Architecture Overview
PeerDB is fundamentally made up of two parts: the platform and the connectors.
The platform encompasses the essential services necessary to configure and run data querying and movement operations, which include the Nexus Query Layer and the Flow Data Transfer Component.
-
Nexus Query Layer: Located in the
nexus
subfolder in the root repository, Nexus is a Rust-implemented service that enables Postgres-compatible SQL querying across various data sources and sinks. It supports the PGWire protocol and can be horizontally scaled to manage high demand. -
Flow Data Transfer Component: Stored in the
flow
subfolder of the root repository, Flow is written in Golang. It manages data transfer between sources and sinks, and consists of a Flow API and horizontally scalable Flow Workers.
The connectors signify various data sources and sinks that PeerDB can interact with. They include databases like Postgres, MySQL (sources), and Bigquery, Snowflake (sinks).
Detailed Components
-
Nexus Query Layer: This is the user interface to run SQL queries.
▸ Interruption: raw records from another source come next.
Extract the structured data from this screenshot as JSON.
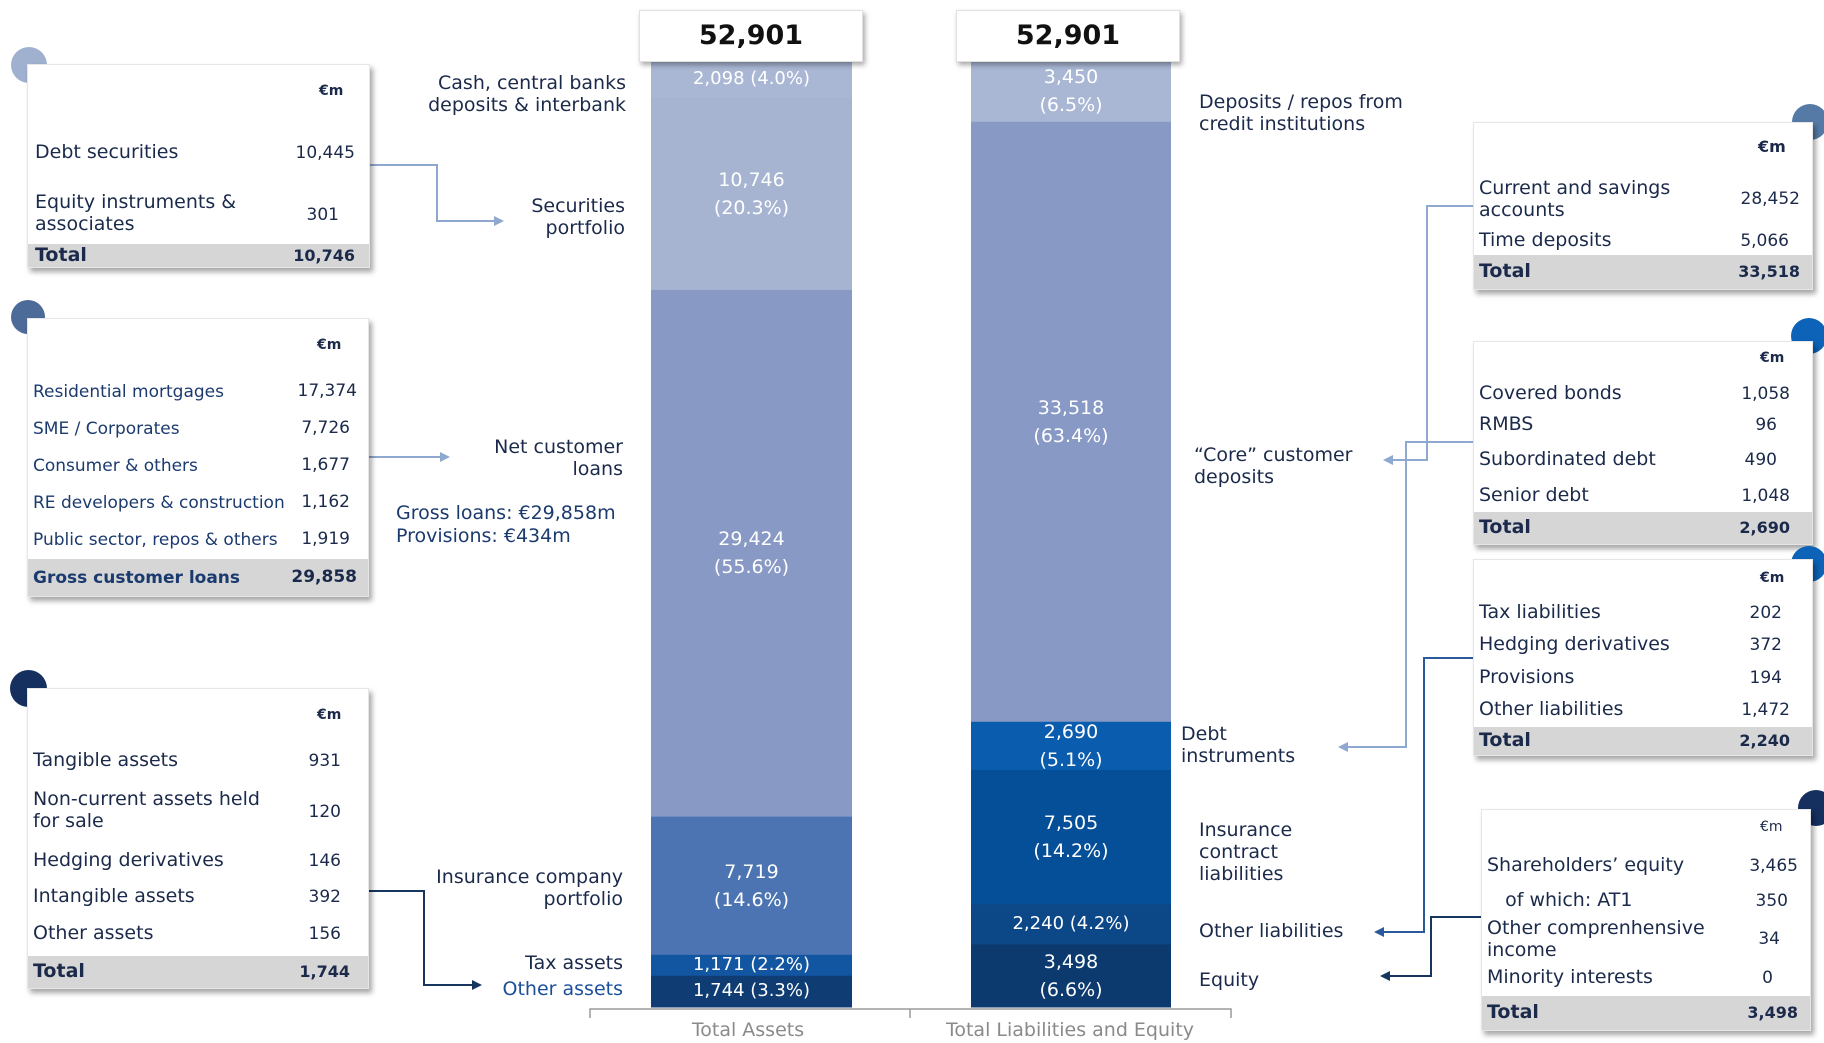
{
  "chart_data": {
    "type": "bar",
    "stacked": true,
    "categories": [
      "Total Assets",
      "Total Liabilities and Equity"
    ],
    "totals": [
      "52,901",
      "52,901"
    ],
    "assets": [
      {
        "name": "Cash, central banks deposits & interbank",
        "value": 2098,
        "value_label": "2,098",
        "pct_label": "(4.0%)",
        "color": "#a9b7d4"
      },
      {
        "name": "Securities portfolio",
        "value": 10746,
        "value_label": "10,746",
        "pct_label": "(20.3%)",
        "color": "#a6b4d2"
      },
      {
        "name": "Net customer loans",
        "value": 29424,
        "value_label": "29,424",
        "pct_label": "(55.6%)",
        "color": "#8799c4"
      },
      {
        "name": "Insurance company portfolio",
        "value": 7719,
        "value_label": "7,719",
        "pct_label": "(14.6%)",
        "color": "#4c74b3"
      },
      {
        "name": "Tax assets",
        "value": 1171,
        "value_label": "1,171",
        "pct_label": "(2.2%)",
        "color": "#1255a0"
      },
      {
        "name": "Other assets",
        "value": 1744,
        "value_label": "1,744",
        "pct_label": "(3.3%)",
        "color": "#0e3c73"
      }
    ],
    "liabilities": [
      {
        "name": "Deposits / repos from credit institutions",
        "value": 3450,
        "value_label": "3,450",
        "pct_label": "(6.5%)",
        "color": "#a9b7d4"
      },
      {
        "name": "Core customer deposits",
        "value": 33518,
        "value_label": "33,518",
        "pct_label": "(63.4%)",
        "color": "#8799c4"
      },
      {
        "name": "Debt instruments",
        "value": 2690,
        "value_label": "2,690",
        "pct_label": "(5.1%)",
        "color": "#0a5cae"
      },
      {
        "name": "Insurance contract liabilities",
        "value": 7505,
        "value_label": "7,505",
        "pct_label": "(14.2%)",
        "color": "#054f98"
      },
      {
        "name": "Other liabilities",
        "value": 2240,
        "value_label": "2,240",
        "pct_label": "(4.2%)",
        "color": "#0c4787"
      },
      {
        "name": "Equity",
        "value": 3498,
        "value_label": "3,498",
        "pct_label": "(6.6%)",
        "color": "#0c3a6f"
      }
    ]
  },
  "labels": {
    "cash": "Cash, central banks\ndeposits & interbank",
    "securities": "Securities\nportfolio",
    "loans": "Net customer\nloans",
    "gross_loans": "Gross loans: €29,858m",
    "provisions": "Provisions:  €434m",
    "insurance": "Insurance company\nportfolio",
    "tax_assets": "Tax assets",
    "other_assets": "Other assets",
    "deposits_ci": "Deposits / repos from\ncredit institutions",
    "core": "“Core” customer\ndeposits",
    "debt": "Debt\ninstruments",
    "ins_liab": "Insurance\ncontract\nliabilities",
    "other_liab": "Other liabilities",
    "equity": "Equity",
    "axis_assets": "Total Assets",
    "axis_liab": "Total Liabilities and Equity"
  },
  "tables": {
    "securities": {
      "unit": "€m",
      "rows": [
        [
          "Debt securities",
          "10,445"
        ],
        [
          "Equity instruments &\nassociates",
          "301"
        ]
      ],
      "total": [
        "Total",
        "10,746"
      ]
    },
    "loans": {
      "unit": "€m",
      "rows": [
        [
          "Residential mortgages",
          "17,374"
        ],
        [
          "SME / Corporates",
          "7,726"
        ],
        [
          "Consumer & others",
          "1,677"
        ],
        [
          "RE developers & construction",
          "1,162"
        ],
        [
          "Public sector, repos & others",
          "1,919"
        ]
      ],
      "total": [
        "Gross customer loans",
        "29,858"
      ]
    },
    "other_assets": {
      "unit": "€m",
      "rows": [
        [
          "Tangible assets",
          "931"
        ],
        [
          "Non-current assets held\nfor sale",
          "120"
        ],
        [
          "Hedging derivatives",
          "146"
        ],
        [
          "Intangible assets",
          "392"
        ],
        [
          "Other assets",
          "156"
        ]
      ],
      "total": [
        "Total",
        "1,744"
      ]
    },
    "deposits": {
      "unit": "€m",
      "rows": [
        [
          "Current and savings\naccounts",
          "28,452"
        ],
        [
          "Time deposits",
          "5,066"
        ]
      ],
      "total": [
        "Total",
        "33,518"
      ]
    },
    "debt": {
      "unit": "€m",
      "rows": [
        [
          "Covered bonds",
          "1,058"
        ],
        [
          "RMBS",
          "96"
        ],
        [
          "Subordinated debt",
          "490"
        ],
        [
          "Senior debt",
          "1,048"
        ]
      ],
      "total": [
        "Total",
        "2,690"
      ]
    },
    "other_liab": {
      "unit": "€m",
      "rows": [
        [
          "Tax liabilities",
          "202"
        ],
        [
          "Hedging derivatives",
          "372"
        ],
        [
          "Provisions",
          "194"
        ],
        [
          "Other liabilities",
          "1,472"
        ]
      ],
      "total": [
        "Total",
        "2,240"
      ]
    },
    "equity": {
      "unit": "€m",
      "rows": [
        [
          "Shareholders’ equity",
          "3,465"
        ],
        [
          "   of which: AT1",
          "350"
        ],
        [
          "Other comprenhensive\nincome",
          "34"
        ],
        [
          "Minority interests",
          "0"
        ]
      ],
      "total": [
        "Total",
        "3,498"
      ]
    }
  },
  "colors": {
    "dot_light": "#9fb1cf",
    "dot_mid": "#4d6b99",
    "dot_dark": "#15305f",
    "dot_blue": "#0c63b8",
    "dot_steel": "#567aa6",
    "arrow_light": "#8ea8d0",
    "arrow_mid": "#2b5a9a",
    "arrow_dark": "#16365f"
  }
}
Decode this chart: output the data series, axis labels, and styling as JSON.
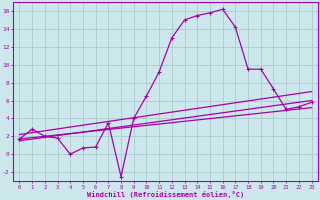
{
  "xlabel": "Windchill (Refroidissement éolien,°C)",
  "bg_color": "#cce8ec",
  "grid_color": "#aacccc",
  "line_color": "#aa00aa",
  "x_min": -0.5,
  "x_max": 23.5,
  "y_min": -3,
  "y_max": 17,
  "yticks": [
    -2,
    0,
    2,
    4,
    6,
    8,
    10,
    12,
    14,
    16
  ],
  "xticks": [
    0,
    1,
    2,
    3,
    4,
    5,
    6,
    7,
    8,
    9,
    10,
    11,
    12,
    13,
    14,
    15,
    16,
    17,
    18,
    19,
    20,
    21,
    22,
    23
  ],
  "curve1_x": [
    0,
    1,
    2,
    3,
    4,
    5,
    6,
    7,
    8,
    9,
    10,
    11,
    12,
    13,
    14,
    15,
    16,
    17,
    18,
    19,
    20,
    21,
    22,
    23
  ],
  "curve1_y": [
    1.7,
    2.8,
    2.0,
    1.8,
    0.0,
    0.7,
    0.8,
    3.5,
    -2.5,
    4.0,
    6.5,
    9.2,
    13.0,
    15.0,
    15.5,
    15.8,
    16.2,
    14.2,
    9.5,
    9.5,
    7.3,
    5.0,
    5.3,
    5.8
  ],
  "line2_x": [
    0,
    23
  ],
  "line2_y": [
    1.7,
    5.2
  ],
  "line3_x": [
    0,
    23
  ],
  "line3_y": [
    2.2,
    7.0
  ],
  "line4_x": [
    0,
    23
  ],
  "line4_y": [
    1.5,
    6.0
  ]
}
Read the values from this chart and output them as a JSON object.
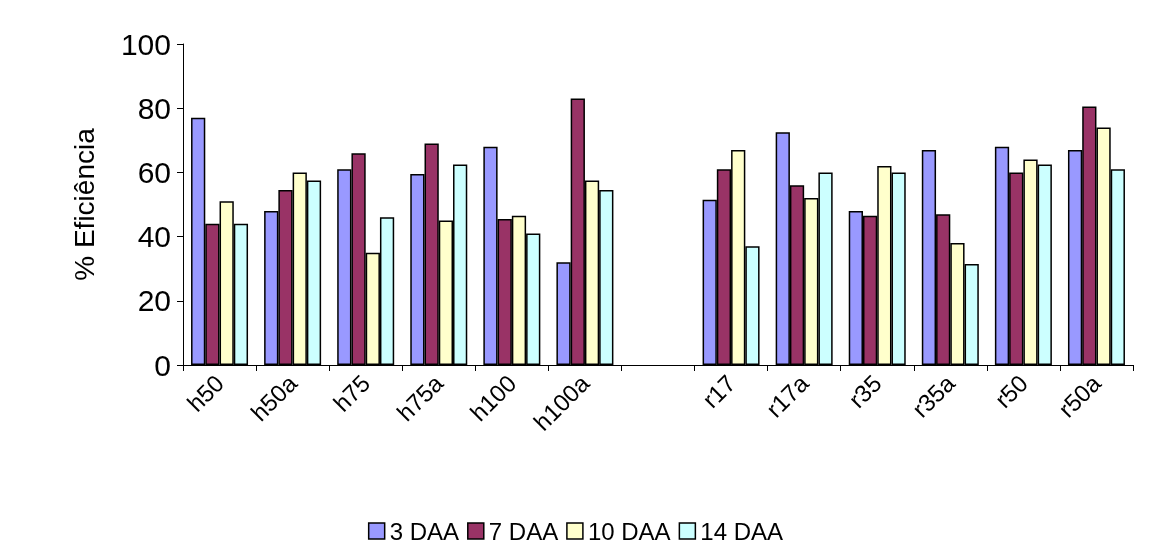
{
  "chart_data": {
    "type": "bar",
    "ylabel": "% Eficiência",
    "categories": [
      "h50",
      "h50a",
      "h75",
      "h75a",
      "h100",
      "h100a",
      null,
      "r17",
      "r17a",
      "r35",
      "r35a",
      "r50",
      "r50a"
    ],
    "series": [
      {
        "name": "3 DAA",
        "color": "#9999ff",
        "values": [
          77,
          48,
          61,
          59.5,
          68,
          32,
          null,
          51.5,
          72.5,
          48,
          67,
          68,
          67
        ]
      },
      {
        "name": "7 DAA",
        "color": "#993366",
        "values": [
          44,
          54.5,
          66,
          69,
          45.5,
          83,
          null,
          61,
          56,
          46.5,
          47,
          60,
          80.5
        ]
      },
      {
        "name": "10 DAA",
        "color": "#ffffcc",
        "values": [
          51,
          60,
          35,
          45,
          46.5,
          57.5,
          null,
          67,
          52,
          62,
          38,
          64,
          74
        ]
      },
      {
        "name": "14 DAA",
        "color": "#ccffff",
        "values": [
          44,
          57.5,
          46,
          62.5,
          41,
          54.5,
          null,
          37,
          60,
          60,
          31.5,
          62.5,
          61
        ]
      }
    ],
    "ylim": [
      0,
      100
    ],
    "yticks": [
      0,
      20,
      40,
      60,
      80,
      100
    ],
    "grid": false,
    "legend": "bottom"
  }
}
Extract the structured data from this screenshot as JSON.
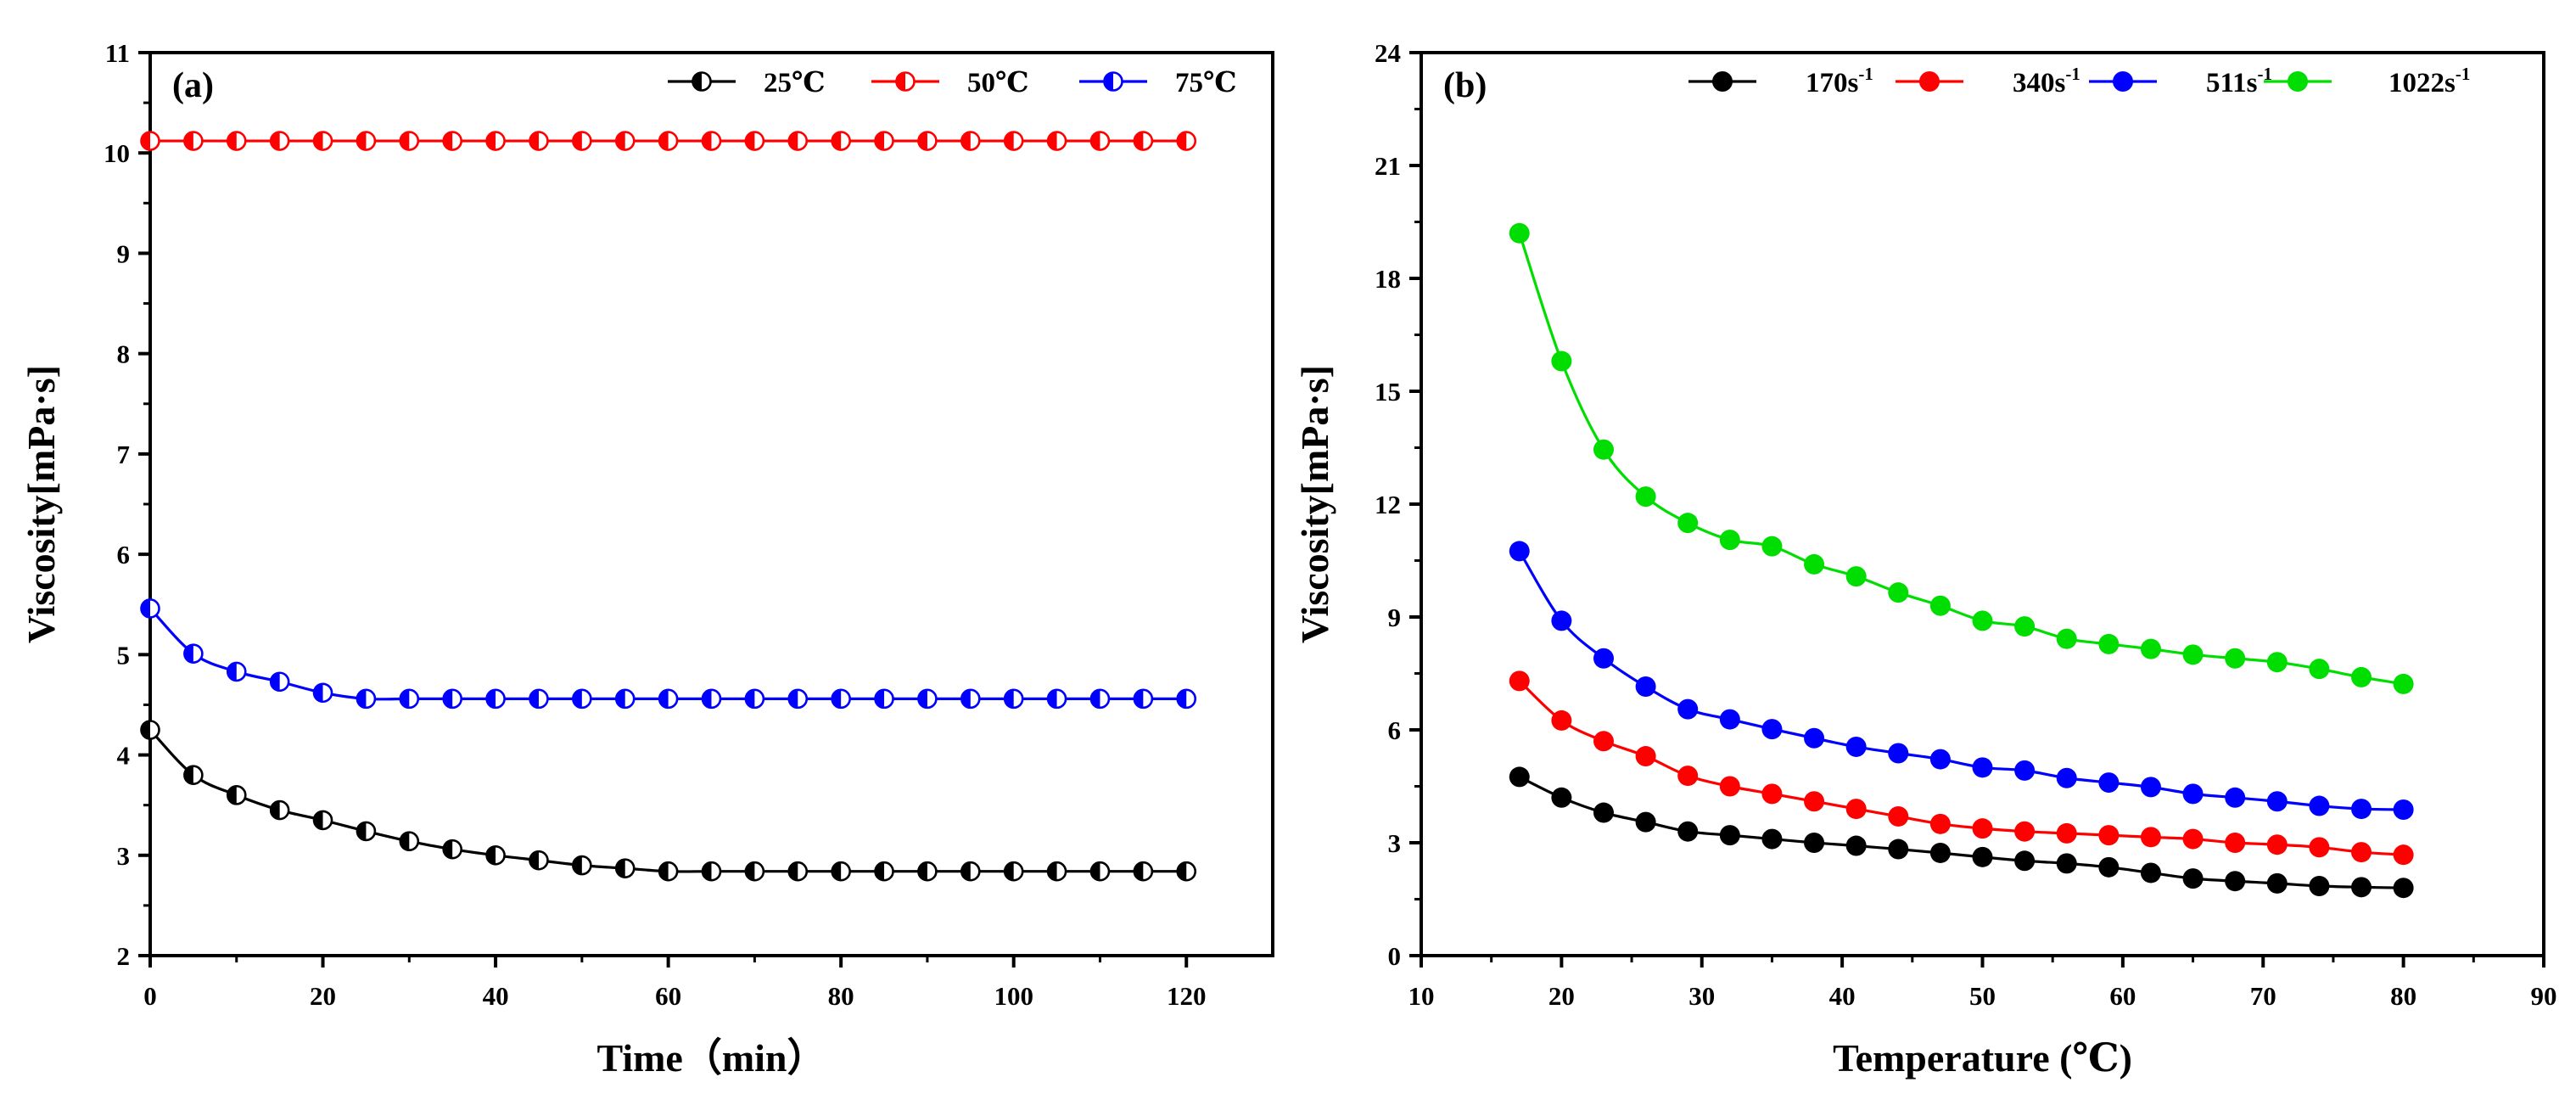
{
  "chart_data": [
    {
      "type": "line",
      "panel_label": "(a)",
      "xlabel": "Time（min）",
      "ylabel": "Viscosity[mPa·s]",
      "xlim": [
        0,
        130
      ],
      "ylim": [
        2,
        11
      ],
      "xticks": [
        0,
        20,
        40,
        60,
        80,
        100,
        120
      ],
      "yticks": [
        2,
        3,
        4,
        5,
        6,
        7,
        8,
        9,
        10,
        11
      ],
      "legend_position": "top-right",
      "marker": "half-filled circle",
      "x": [
        0,
        5,
        10,
        15,
        20,
        25,
        30,
        35,
        40,
        45,
        50,
        55,
        60,
        65,
        70,
        75,
        80,
        85,
        90,
        95,
        100,
        105,
        110,
        115,
        120
      ],
      "series": [
        {
          "name": "25℃",
          "color": "#000000",
          "values": [
            4.25,
            3.8,
            3.6,
            3.45,
            3.35,
            3.24,
            3.14,
            3.06,
            3.0,
            2.95,
            2.9,
            2.87,
            2.84,
            2.84,
            2.84,
            2.84,
            2.84,
            2.84,
            2.84,
            2.84,
            2.84,
            2.84,
            2.84,
            2.84,
            2.84
          ]
        },
        {
          "name": "50℃",
          "color": "#ff0000",
          "values": [
            10.12,
            10.12,
            10.12,
            10.12,
            10.12,
            10.12,
            10.12,
            10.12,
            10.12,
            10.12,
            10.12,
            10.12,
            10.12,
            10.12,
            10.12,
            10.12,
            10.12,
            10.12,
            10.12,
            10.12,
            10.12,
            10.12,
            10.12,
            10.12,
            10.12
          ]
        },
        {
          "name": "75℃",
          "color": "#0000ff",
          "values": [
            5.46,
            5.01,
            4.83,
            4.73,
            4.62,
            4.56,
            4.56,
            4.56,
            4.56,
            4.56,
            4.56,
            4.56,
            4.56,
            4.56,
            4.56,
            4.56,
            4.56,
            4.56,
            4.56,
            4.56,
            4.56,
            4.56,
            4.56,
            4.56,
            4.56
          ]
        }
      ]
    },
    {
      "type": "line",
      "panel_label": "(b)",
      "xlabel": "Temperature (℃)",
      "ylabel": "Viscosity[mPa·s]",
      "xlim": [
        10,
        90
      ],
      "ylim": [
        0,
        24
      ],
      "xticks": [
        10,
        20,
        30,
        40,
        50,
        60,
        70,
        80,
        90
      ],
      "yticks": [
        0,
        3,
        6,
        9,
        12,
        15,
        18,
        21,
        24
      ],
      "legend_position": "top-right",
      "marker": "filled circle",
      "x": [
        17,
        20,
        23,
        26,
        29,
        32,
        35,
        38,
        41,
        44,
        47,
        50,
        53,
        56,
        59,
        62,
        65,
        68,
        71,
        74,
        77,
        80
      ],
      "series": [
        {
          "name": "170s",
          "unit_sup": "-1",
          "color": "#000000",
          "values": [
            4.75,
            4.2,
            3.8,
            3.55,
            3.3,
            3.2,
            3.1,
            3.0,
            2.92,
            2.83,
            2.73,
            2.62,
            2.52,
            2.45,
            2.35,
            2.2,
            2.05,
            1.98,
            1.92,
            1.85,
            1.82,
            1.8
          ]
        },
        {
          "name": "340s",
          "unit_sup": "-1",
          "color": "#ff0000",
          "values": [
            7.3,
            6.25,
            5.7,
            5.3,
            4.78,
            4.5,
            4.3,
            4.1,
            3.9,
            3.7,
            3.5,
            3.38,
            3.3,
            3.25,
            3.2,
            3.15,
            3.1,
            3.0,
            2.95,
            2.88,
            2.75,
            2.68
          ]
        },
        {
          "name": "511s",
          "unit_sup": "-1",
          "color": "#0000ff",
          "values": [
            10.75,
            8.9,
            7.9,
            7.15,
            6.55,
            6.28,
            6.02,
            5.78,
            5.55,
            5.38,
            5.22,
            5.0,
            4.92,
            4.72,
            4.6,
            4.48,
            4.3,
            4.2,
            4.1,
            3.98,
            3.9,
            3.88
          ]
        },
        {
          "name": "1022s",
          "unit_sup": "-1",
          "color": "#00dd00",
          "values": [
            19.2,
            15.8,
            13.45,
            12.2,
            11.5,
            11.05,
            10.88,
            10.4,
            10.08,
            9.65,
            9.3,
            8.9,
            8.75,
            8.42,
            8.28,
            8.15,
            8.0,
            7.9,
            7.8,
            7.62,
            7.4,
            7.22
          ]
        }
      ]
    }
  ]
}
It communicates with both data sources and sinks.
-
Flow Data Transfer Component: It has two parts - the Flow API that manages the process and the Flow Workers that perform the actual data transfer.
-
Sources: These are the databases from which data can be fetched, like Postgres and MySQL.
-
Sinks: These are the databases where data can be deposited, like Bigquery and Snowflake.
Dependencies
PeerDB has two primary dependencies:
-
Temporal Orchestration Engine: This external service orchestrates the data transfer process within the Flow component.
-
Catalog Database (Postgres): This database stores metadata related to PeerDB’s operations.
The main strengths of PeerDB are its scalability and flexibility, allowing for the addition of Nexus and Flow Worker instances to handle increased load efficiently.